The Count feeds on the children of Sesame Street

Yes, you read that right: Count von Count is vamping out on all the children of Sesame Street. Why do you think the kids on the show change regularly from episode to episode? This purple puppet has feasted on all kinds of kiddies since he was first introduced back in 1972. It doesn't matter if he's been encouraging the children to sing along with him while counting other vampire bats, victims, or coffins. He probably has the adults of Sesame Street under his spell or just plain scared of him, since the older humans tend to return for multiple episodes. If there's one thing we're sure of when it comes to this vampire's victims, he's been counting.

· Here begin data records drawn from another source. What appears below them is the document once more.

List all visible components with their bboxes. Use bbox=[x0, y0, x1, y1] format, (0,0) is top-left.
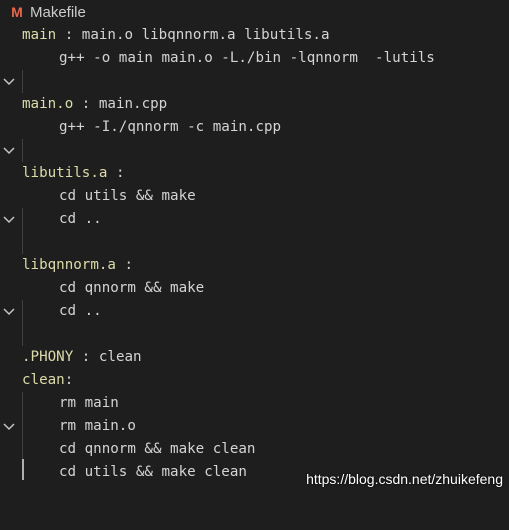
code-line: cd utils && make bbox=[0, 185, 196, 208]
code-line: main : main.o libqnnorm.a libutils.a bbox=[0, 24, 330, 85]
rule-deps: main.o libqnnorm.a libutils.a bbox=[81, 27, 330, 43]
code-line: cd qnnorm && make clean bbox=[0, 438, 255, 461]
rule-separator: : bbox=[64, 372, 74, 388]
phony-directive: .PHONY bbox=[22, 349, 74, 365]
rule-separator: : bbox=[115, 257, 134, 273]
recipe-line: rm main.o bbox=[59, 418, 136, 434]
code-line: .PHONY : clean bbox=[0, 346, 142, 369]
rule-target: clean bbox=[22, 372, 65, 388]
code-editor[interactable]: main : main.o libqnnorm.a libutils.a g++… bbox=[0, 24, 509, 494]
code-line: rm main.o bbox=[0, 415, 136, 438]
code-line: rm main bbox=[0, 392, 119, 415]
code-line: clean: bbox=[0, 369, 73, 430]
tab-title: Makefile bbox=[30, 3, 86, 21]
recipe-line: cd qnnorm && make bbox=[59, 280, 205, 296]
recipe-line: cd .. bbox=[59, 303, 102, 319]
watermark-url: https://blog.csdn.net/zhuikefeng bbox=[306, 471, 503, 487]
code-line: main.o : main.cpp bbox=[0, 93, 167, 154]
rule-separator: : bbox=[73, 349, 99, 365]
code-line: cd .. bbox=[0, 208, 102, 231]
recipe-line: rm main bbox=[59, 395, 119, 411]
recipe-line: cd .. bbox=[59, 211, 102, 227]
rule-separator: : bbox=[107, 165, 125, 181]
rule-target: libqnnorm.a bbox=[22, 257, 116, 273]
rule-target: libutils.a bbox=[22, 165, 108, 181]
recipe-line: cd utils && make clean bbox=[59, 464, 247, 480]
rule-deps: clean bbox=[98, 349, 142, 365]
code-line: cd .. bbox=[0, 300, 102, 323]
recipe-line: g++ -o main main.o -L./bin -lqnnorm -lut… bbox=[59, 50, 435, 66]
recipe-line: cd qnnorm && make clean bbox=[59, 441, 256, 457]
rule-separator: : bbox=[73, 96, 99, 112]
rule-target: main bbox=[22, 27, 57, 43]
code-line: libqnnorm.a : bbox=[0, 254, 133, 315]
rule-target: main.o bbox=[22, 96, 74, 112]
code-line: g++ -I./qnnorm -c main.cpp bbox=[0, 116, 281, 139]
recipe-line: cd utils && make bbox=[59, 188, 196, 204]
rule-separator: : bbox=[56, 27, 82, 43]
code-line: cd qnnorm && make bbox=[0, 277, 204, 300]
makefile-icon: M bbox=[11, 4, 23, 20]
editor-tab[interactable]: M Makefile bbox=[0, 0, 509, 24]
rule-deps: main.cpp bbox=[98, 96, 168, 112]
recipe-line: g++ -I./qnnorm -c main.cpp bbox=[59, 119, 282, 135]
code-line: cd utils && make clean bbox=[0, 461, 247, 484]
code-line: g++ -o main main.o -L./bin -lqnnorm -lut… bbox=[0, 47, 435, 70]
code-line: libutils.a : bbox=[0, 162, 125, 223]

Toby Flenderson is the Scranton Strangler

Throughout the final four seasons of The Office, viewers repeatedly heard about the Scranton Strangler, a serial killer stalking the Scranton area. The  Strangler is mentioned quite a few times throughout seasons six through eight, but in season nine, he becomes even more relevant to the plot. Towards the end, HR rep Toby Flenderson, played by writer/producer Paul Lieberstein, was openly obsessed with the killer.

After the police supposedly catch the culprit, Flenderson was on the jury that found him guilty, though he admits that he may have been wrong. After Toby visits the suspect on death row, the prisoner tries to kill him. While this suggests that Flenderson and the jury convicted the right man, it might just be a response to being wrongfully accused and sentenced to death row. Perhaps Flenderson was going in to gloat? It makes sense that an innocent prisoner would attack the killer he's taking the rap for in jail.